I've used this to get an idea about the characteristics(*), using just 1 thread:
#include <stddef.h>
#include <stdlib.h>
#include <time.h>
#include <stdio.h>
int main(int argc, char* argv[]) {
const size_t allocs = 10;
const size_t repeats = 10000;
printf("chunk\tms\tM1/s\tGB/s\tcheck\n");
for (size_t size = 16; size < 10 * 1000 * 1000; size *= 2) {
float t0 = (float)clock() / CLOCKS_PER_SEC;
size_t check = 0;
for (size_t repeat = 0; repeat < repeats; ++repeat) {
char* ps[allocs];
for (size_t i = 0; i < allocs; i++) {
ps[i] = malloc(size);
if (!ps[i]) {
exit(1);
}
for (size_t touch = 0; touch < size; touch += 512) {
ps[i][touch] = 1;
}
}
for (size_t i = 0; i < allocs; i++) {
check += ps[i][0];
free(ps[i]);
}
}
float dt = (float)clock() / CLOCKS_PER_SEC - t0;
printf ("%d\t%1.5f\t%7.3f\t%7.1f\t%d\n",
size,
dt / allocs / repeats * 1000,
allocs / dt * repeats / 1000 / 1000,
allocs / dt * repeats * size / 1024 / 1024 / 1024,
check);
}
}
The variance is stark, but, as expected, the values still belong to the same ballpark.
the following table is representative, others were off by less than factor 10
chunk ms M1/s GB/s check
16 0.00003 38.052 0.6 100000
32 0.00003 37.736 1.1 100000
64 0.00003 37.651 2.2 100000
128 0.00004 24.931 3.0 100000
256 0.00004 26.991 6.4 100000
512 0.00004 26.427 12.6 100000
1024 0.00004 24.814 23.7 100000
2048 0.00007 15.256 29.1 100000
4096 0.00007 14.633 55.8 100000
8192 0.00008 12.940 98.7 100000
16384 0.00066 1.511 23.1 100000
32768 0.00271 0.369 11.3 100000
65536 0.00707 0.141 8.6 100000
131072 0.01594 0.063 7.7 100000
262144 0.04401 0.023 5.5 100000
524288 0.11226 0.009 4.3 100000
1048576 0.25546 0.004 3.8 100000
2097152 0.52395 0.002 3.7 100000
4194304 0.80179 0.001 4.9 100000
8388608 1.78242 0.001 4.4 100000
Here's one from a 3900X on cygwin-g++. You can clearly see the larger CPU cache, and after that, the higher memory throughput.
chunk ms M1/s GB/s check
16 0.00004 25.000 0.4 100000
32 0.00005 20.000 0.6 100000
64 0.00004 25.000 1.5 100000
128 0.00004 25.000 3.0 100000
256 0.00004 25.000 6.0 100000
512 0.00005 20.000 9.5 100000
1024 0.00004 25.000 23.8 100000
2048 0.00005 20.000 38.1 100000
4096 0.00005 20.000 76.3 100000
8192 0.00010 10.000 76.3 100000
16384 0.00015 6.667 101.7 100000
32768 0.00077 1.299 39.6 100000
65536 0.00039 2.564 156.5 100000
131072 0.00067 1.493 182.2 100000
262144 0.00093 1.075 262.5 100000
524288 0.02679 0.037 18.2 100000
1048576 0.14183 0.007 6.9 100000
2097152 0.26805 0.004 7.3 100000
4194304 0.51644 0.002 7.6 100000
8388608 1.01604 0.001 7.7 100000
So what gives?
With small chunk sizes, >= 10 million of calls per second are possible even on old commodity hardware.

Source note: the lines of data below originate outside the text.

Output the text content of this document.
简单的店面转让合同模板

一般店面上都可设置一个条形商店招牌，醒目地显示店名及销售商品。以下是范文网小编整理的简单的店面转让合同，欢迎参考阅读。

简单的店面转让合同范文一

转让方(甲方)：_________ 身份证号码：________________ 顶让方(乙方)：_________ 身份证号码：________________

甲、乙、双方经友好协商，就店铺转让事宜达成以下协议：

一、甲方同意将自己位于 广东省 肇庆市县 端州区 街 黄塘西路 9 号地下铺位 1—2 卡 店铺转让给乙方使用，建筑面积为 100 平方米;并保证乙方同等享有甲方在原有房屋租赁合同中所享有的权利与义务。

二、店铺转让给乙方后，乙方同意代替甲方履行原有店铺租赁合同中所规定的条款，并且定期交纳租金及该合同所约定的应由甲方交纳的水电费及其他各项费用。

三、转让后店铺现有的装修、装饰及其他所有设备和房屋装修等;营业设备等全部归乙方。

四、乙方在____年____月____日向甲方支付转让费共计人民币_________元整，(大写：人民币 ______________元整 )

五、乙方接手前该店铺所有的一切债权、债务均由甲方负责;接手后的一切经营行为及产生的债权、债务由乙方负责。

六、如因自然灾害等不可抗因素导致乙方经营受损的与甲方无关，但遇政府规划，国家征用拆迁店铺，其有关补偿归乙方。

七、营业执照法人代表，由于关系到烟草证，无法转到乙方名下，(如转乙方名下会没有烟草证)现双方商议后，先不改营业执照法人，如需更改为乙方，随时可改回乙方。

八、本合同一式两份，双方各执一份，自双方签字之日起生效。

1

Once sizes go beyond CPU cache, i.e. 1 to 100-ish MB, RAM access quickly dominates this (I did not test malloc without actually using the chunks).
Depending on what sizes you malloc, one or the other will be the (ballpark) limit.
However, with something like 10k allocs per second, this is something you can likely ignore for the time being.